Чтобы так видеть – нужен не только поэтический, но и человеческий талант. Нужно любить жизнь так, как любил её Виктор Апекишев, нужно видеть необыкновенное в обыкновенном, исключительное – в повседневном и обыденном, и тогда откроется другое зрение, распахнётся душа – и этот мир покажет тебе всё лучшее, что в нём есть, всю свою первозданную и прекрасную сущность, всю свою невиданную красоту.
И вся поэзия Виктора Апекишева – вот такое высшей пробы золото, добытое из глубин его чистой, честной, приглядливой и любопытной к жизни души. Читать его – радость небывалая. От таких стихов в глубине нашего естества зреет сила, дающая возможность жить и дышать, они – защита от хандры и неверия, охранная грамота для каждой совестливой и чуткой души.
Мы узнали о его болезни – и были сражены. Это было горе. В шахте выжил, шахта не тронула, с уважением пощадила его смелую и гордую натуру, но пришла болезнь, перед которой бессильны и врачи, и любовь, и самые сильные характеры, – лейкемия. Только не у Вити! – хотелось кричать. Но кто ж услышит…
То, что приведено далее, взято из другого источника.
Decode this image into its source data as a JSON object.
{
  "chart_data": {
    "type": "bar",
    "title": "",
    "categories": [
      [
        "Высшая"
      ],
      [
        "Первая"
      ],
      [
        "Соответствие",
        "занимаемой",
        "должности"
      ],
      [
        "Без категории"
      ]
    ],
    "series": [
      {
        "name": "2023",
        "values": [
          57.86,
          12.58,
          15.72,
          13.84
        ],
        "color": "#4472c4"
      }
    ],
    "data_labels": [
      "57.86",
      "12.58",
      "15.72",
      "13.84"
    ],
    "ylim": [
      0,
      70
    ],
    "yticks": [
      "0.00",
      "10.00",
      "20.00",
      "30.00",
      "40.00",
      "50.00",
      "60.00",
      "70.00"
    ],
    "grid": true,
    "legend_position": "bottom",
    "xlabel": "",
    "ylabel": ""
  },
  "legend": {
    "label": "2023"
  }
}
И он буквально отгорел – именно так, как писал: «Не просто человеком стало – / Мужчиной меньше на земле…» Думаю, его подкосили проклятые девяностые. Несправедливость переломных лет, шахтёрские забастовки, гибель друзей, обиды… Воркутинские шахтёры хлебнули немало лиха в те годы, и всё это буквально ножом прошло сквозь апекишевское сердце. Отражены эти тяжёлые переживания и в его стихах – он был твёрд в своей гражданской позиции, был солидарен со своими соратниками по шахтёрскому труду:
…Ну вот наконец
Получилось дождаться.
Иду за авансом.
Иду унижаться.
Такие встряски даром не проходят. И все эти общественные катаклизмы, ударившие рублём и неуверенностью в завтрашнем дне по представителям самой тяжёлой профессии, безусловно, являющейся форпостом нашего северного города, сократили Витину жизнь, дав толчок смертельному заболеванию, – я уверена в этом. И звучат внутри, не угасают, горят болью, бьются его строки – уже применимо к нему самому:
…Секретов никаких –
Мы в этом мире гости.
Но разуму душа
Как будто вопреки…
Уходят мужики,
А боль приходит после.
Уходят мужики,
Уходят мужики…
И всё-таки горняки не умирают. А поэты – тем более. И для всех, кто знал Витю Апекишева, да и для тех, кто только ещё знакомится с его стихами, это знакомство – огромный подарок в жизни. Главное – не пройти мимо, прочитать, прикоснуться к апекишевским живым и вечным строкам, наполнить душу чистыми и прозрачными родниками его поэтического мира. Он сам являлся «священнослужителем Слова» – по его же бесподобно меткому определению из стихотворения «Классикам».
И тогда сердце наполнит радость и надежда – чтобы не сдаваться ни в какой ситуации, чтобы верить и любить и идти навстречу любым трудностям вслед за своей судьбой.